A related point that Shmukler makes is that it is a lot easier to get an active user to do more than to get an inactive user to do anything. It is easier to build on a strength than a weakness. A lot of resources at game companies are devoted to re-engaging users who have left the game, get players who never monetized to spend $0.99 or otherwise encourage their worst customers to get a little better. Instead, it would be more effective to get those very engaged with the game (who have reached their must have experience) to send out more invites, spend more money, etc.
Go international early
Another key element to growth is international, a strategy I have evangelized since my first blog post. International presence was probably the biggest single factor in Facebook’s growth to 1 billion (pardon the circular argument as it could not have grown to 1 billion based on the US population of about 314 million). Looking outside the US increases your potential market by 20X. It is often a less competitive space, especially if you choose your targets carefully. Finally, foreign markets can have a higher ROI, as the less competitive nature can lead to lower user acquisition costs while you can still target territories that monetize as well or better than the US.

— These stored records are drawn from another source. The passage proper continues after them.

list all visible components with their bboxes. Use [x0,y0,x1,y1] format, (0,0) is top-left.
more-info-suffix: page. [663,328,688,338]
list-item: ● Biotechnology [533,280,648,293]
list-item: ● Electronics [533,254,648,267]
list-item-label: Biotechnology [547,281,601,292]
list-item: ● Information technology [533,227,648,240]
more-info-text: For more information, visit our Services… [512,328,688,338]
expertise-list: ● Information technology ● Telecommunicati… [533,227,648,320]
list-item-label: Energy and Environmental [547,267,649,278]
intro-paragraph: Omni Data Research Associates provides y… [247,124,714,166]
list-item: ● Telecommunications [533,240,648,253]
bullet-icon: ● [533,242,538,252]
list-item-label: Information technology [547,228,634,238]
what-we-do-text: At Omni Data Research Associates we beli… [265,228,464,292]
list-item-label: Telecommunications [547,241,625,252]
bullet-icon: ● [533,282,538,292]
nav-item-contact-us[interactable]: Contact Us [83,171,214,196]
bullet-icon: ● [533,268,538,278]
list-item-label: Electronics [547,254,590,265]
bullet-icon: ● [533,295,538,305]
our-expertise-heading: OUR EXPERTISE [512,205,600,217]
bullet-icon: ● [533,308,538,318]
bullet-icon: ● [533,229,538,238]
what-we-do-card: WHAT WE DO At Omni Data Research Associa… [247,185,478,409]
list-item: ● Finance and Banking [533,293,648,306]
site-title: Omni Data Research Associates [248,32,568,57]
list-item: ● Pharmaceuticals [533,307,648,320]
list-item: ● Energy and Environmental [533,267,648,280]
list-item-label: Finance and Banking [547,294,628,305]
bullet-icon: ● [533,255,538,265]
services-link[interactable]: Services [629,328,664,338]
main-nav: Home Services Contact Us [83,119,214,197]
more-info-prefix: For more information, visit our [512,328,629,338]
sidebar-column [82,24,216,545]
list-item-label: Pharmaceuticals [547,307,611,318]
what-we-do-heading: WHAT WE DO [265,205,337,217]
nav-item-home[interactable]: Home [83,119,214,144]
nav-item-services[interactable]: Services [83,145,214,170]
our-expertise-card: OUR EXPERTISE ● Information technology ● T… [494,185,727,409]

Reassess flows and prioritize by platform
While you need to refine continuously your growth strategy as your metrics evolve, you should re-evaluate your strategy when you add a new platform or it changes in your mix. Many companies were caught sleeping when mobile became the biggest growth channel (just look at Facebook’s struggle). Some things that worked on the PC web either no longer worked on mobile or were not the best way to approach growth. As our space is constantly changing, it is crucial to pivot when the market evolves, be it from Web to mobile, or maybe from iOS to Win8 (or the next big thing).
Grow, grow, grow
I discussed here some of the high level strategies for growth but every company will have different needs and opportunities. The key point is to focus on growth, test to optimize and create a must have experience for your user. Your tactics may vary, but this framework is the key to growing a great game or business.